Le Dr. Uriel Garcia Caceres, scientifique et historien de la médecine péruvienne a souligné dans un article le rôle de guérisseurs exercé par des descendants d’africains. « Même si on le mentionne rarement, dit-il, à l’époque de la vice-royauté et de l’ère républicaine jusqu’à la moitié du 19ème siècle, ils ont joué un rôle important en tant que professionnels de la santé. »

L’éminent docteur soutient qu’aucun créole blanc ne voulait être « chirurgien Latino »- une sorte de spécialiste des sutures, des amputations et des autopsies, et compte tenu de la demande de ces professionnels, le Real Protomedicato Lima dû admettre des chirurgiens descendants d’africains, mais avec l’interdiction d’entrer à l’Université et d’obtenir un diplôme de docteur.

LE GRAND DOCTEUR

Le cas de José Manuel Valdez est notable. Il fut empêché d’étudier la médecine à cause de sa couleur, malgré le fait qu’il exerçait ce métier avec succès. Il allait obtenir un permis du roi d’Espagne pour entrer à l’Université de San Marcos, et après avoir obtenu son diplôme, il fut l’un des médecins les plus importants de Lima, membre de l’Académie Royale de Médecine de Madrid, proto-médecin général de la République et le directeur du Collège de médecine en 1836 . Il y avait eu auparavant d’autres médecins afrodescendants. Selon les recherches d’Uriel Garcia: « Dr Juan Llano Jaraba a obtenu en 1695 un bonnet doctoral. Le vice-roi Conde de la Moncloa ordonna au Protomedicato de lui accorder un certificat de pureté de sang pour son rendement académique remarquable.  »
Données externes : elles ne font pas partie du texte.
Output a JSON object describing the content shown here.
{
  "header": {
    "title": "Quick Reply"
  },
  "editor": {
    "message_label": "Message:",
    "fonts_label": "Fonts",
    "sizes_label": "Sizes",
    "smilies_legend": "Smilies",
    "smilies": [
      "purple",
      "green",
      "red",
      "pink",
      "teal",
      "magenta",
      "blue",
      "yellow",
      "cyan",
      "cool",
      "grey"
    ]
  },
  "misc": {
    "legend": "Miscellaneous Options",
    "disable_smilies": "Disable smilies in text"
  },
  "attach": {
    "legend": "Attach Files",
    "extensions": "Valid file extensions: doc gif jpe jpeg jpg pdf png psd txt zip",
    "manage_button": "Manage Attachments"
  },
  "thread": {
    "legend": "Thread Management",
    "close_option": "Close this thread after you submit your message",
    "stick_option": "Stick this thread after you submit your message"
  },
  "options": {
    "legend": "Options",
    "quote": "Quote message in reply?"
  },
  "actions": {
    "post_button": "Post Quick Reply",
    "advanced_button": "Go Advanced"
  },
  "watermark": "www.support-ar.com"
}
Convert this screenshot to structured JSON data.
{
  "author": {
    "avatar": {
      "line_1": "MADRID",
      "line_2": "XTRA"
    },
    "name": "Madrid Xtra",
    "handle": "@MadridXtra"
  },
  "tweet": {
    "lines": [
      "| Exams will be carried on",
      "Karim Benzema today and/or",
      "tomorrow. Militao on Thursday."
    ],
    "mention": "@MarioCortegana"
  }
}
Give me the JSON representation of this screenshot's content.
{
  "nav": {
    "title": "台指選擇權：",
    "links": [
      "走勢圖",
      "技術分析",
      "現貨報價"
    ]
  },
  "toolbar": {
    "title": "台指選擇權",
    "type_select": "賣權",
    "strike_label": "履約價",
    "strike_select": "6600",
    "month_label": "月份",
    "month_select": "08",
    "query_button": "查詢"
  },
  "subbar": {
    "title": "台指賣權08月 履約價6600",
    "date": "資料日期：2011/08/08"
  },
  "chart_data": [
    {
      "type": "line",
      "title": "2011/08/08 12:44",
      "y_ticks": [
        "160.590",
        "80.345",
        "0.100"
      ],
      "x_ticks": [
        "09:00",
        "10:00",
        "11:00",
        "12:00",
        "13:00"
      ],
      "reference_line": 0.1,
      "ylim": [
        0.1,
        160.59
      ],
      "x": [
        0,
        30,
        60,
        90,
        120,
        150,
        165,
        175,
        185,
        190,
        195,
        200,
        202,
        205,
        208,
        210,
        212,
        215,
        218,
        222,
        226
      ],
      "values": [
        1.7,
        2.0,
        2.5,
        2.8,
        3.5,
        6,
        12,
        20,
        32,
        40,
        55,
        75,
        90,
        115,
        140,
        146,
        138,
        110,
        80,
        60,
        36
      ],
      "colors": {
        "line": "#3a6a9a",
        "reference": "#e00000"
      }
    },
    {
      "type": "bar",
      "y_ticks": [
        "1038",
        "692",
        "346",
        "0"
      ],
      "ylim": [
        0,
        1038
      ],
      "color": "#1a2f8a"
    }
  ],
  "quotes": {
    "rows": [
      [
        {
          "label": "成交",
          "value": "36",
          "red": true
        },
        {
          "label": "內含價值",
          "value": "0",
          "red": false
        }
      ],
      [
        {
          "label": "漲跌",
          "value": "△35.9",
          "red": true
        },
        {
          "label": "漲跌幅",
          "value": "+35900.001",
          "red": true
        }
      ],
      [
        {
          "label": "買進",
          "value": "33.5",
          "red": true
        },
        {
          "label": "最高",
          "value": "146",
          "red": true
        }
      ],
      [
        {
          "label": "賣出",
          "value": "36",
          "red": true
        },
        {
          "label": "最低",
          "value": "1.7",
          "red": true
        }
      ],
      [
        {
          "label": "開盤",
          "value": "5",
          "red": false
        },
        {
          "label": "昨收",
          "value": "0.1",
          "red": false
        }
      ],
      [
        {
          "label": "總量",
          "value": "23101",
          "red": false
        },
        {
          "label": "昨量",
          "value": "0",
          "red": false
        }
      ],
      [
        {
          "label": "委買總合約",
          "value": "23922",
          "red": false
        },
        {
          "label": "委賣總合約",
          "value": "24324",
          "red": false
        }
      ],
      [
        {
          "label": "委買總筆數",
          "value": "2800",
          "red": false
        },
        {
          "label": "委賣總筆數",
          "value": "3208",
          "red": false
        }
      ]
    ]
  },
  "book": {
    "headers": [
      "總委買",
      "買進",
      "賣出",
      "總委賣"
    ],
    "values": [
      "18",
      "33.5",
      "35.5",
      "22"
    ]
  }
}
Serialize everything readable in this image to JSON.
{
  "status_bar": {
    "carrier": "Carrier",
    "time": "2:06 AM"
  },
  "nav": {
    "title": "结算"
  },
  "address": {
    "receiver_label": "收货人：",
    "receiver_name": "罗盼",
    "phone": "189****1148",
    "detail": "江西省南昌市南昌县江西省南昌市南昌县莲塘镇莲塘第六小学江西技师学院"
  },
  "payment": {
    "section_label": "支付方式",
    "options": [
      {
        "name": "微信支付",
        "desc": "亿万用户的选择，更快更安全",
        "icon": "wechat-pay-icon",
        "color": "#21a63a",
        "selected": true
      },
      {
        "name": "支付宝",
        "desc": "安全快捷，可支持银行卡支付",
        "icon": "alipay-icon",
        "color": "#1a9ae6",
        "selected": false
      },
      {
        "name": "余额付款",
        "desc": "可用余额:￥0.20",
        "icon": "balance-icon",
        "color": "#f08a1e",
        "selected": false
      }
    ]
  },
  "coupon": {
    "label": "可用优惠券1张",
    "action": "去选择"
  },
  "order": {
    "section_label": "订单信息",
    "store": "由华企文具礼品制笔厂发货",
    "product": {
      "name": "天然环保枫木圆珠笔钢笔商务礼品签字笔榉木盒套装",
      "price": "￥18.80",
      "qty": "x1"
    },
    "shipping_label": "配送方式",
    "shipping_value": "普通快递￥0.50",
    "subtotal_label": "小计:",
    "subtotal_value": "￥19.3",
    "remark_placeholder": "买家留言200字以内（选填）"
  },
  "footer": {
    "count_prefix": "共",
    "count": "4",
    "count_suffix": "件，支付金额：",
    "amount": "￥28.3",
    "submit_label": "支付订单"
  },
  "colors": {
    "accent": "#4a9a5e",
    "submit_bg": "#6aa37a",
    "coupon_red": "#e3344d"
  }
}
Il y eut également José Manuel Davalos (1758-1821), fils d’un dignitaire espagnol et d’une esclave affranchie. Il fut, comme Hipólito Unanue-séminariste et étudia la Latinité, la philosophie et les arts. Il fit le cours de chirurgien latino à San Marcos, mais son père avait obtenu un permis d’études en Europe qu’il effectua à l’Université de Montpellier, en France et fut disciple de scientifiques comme Lavoisier. C’est avec les honneurs qu’il allait réussir sa thèse-en latin – sur les maladies présentes à Lima durant son exercice. Une thèse qui fut publiée en français par plusieurs revues scientifiques. De retour à Lima, il fut maltraité par l’Université et eut recours à Cour royale pour revalider son titre. « Le seul médecin péruvien dont Alexander von Humboldt fit l’éloge était cet afropéruvien », note Uriel Garcia.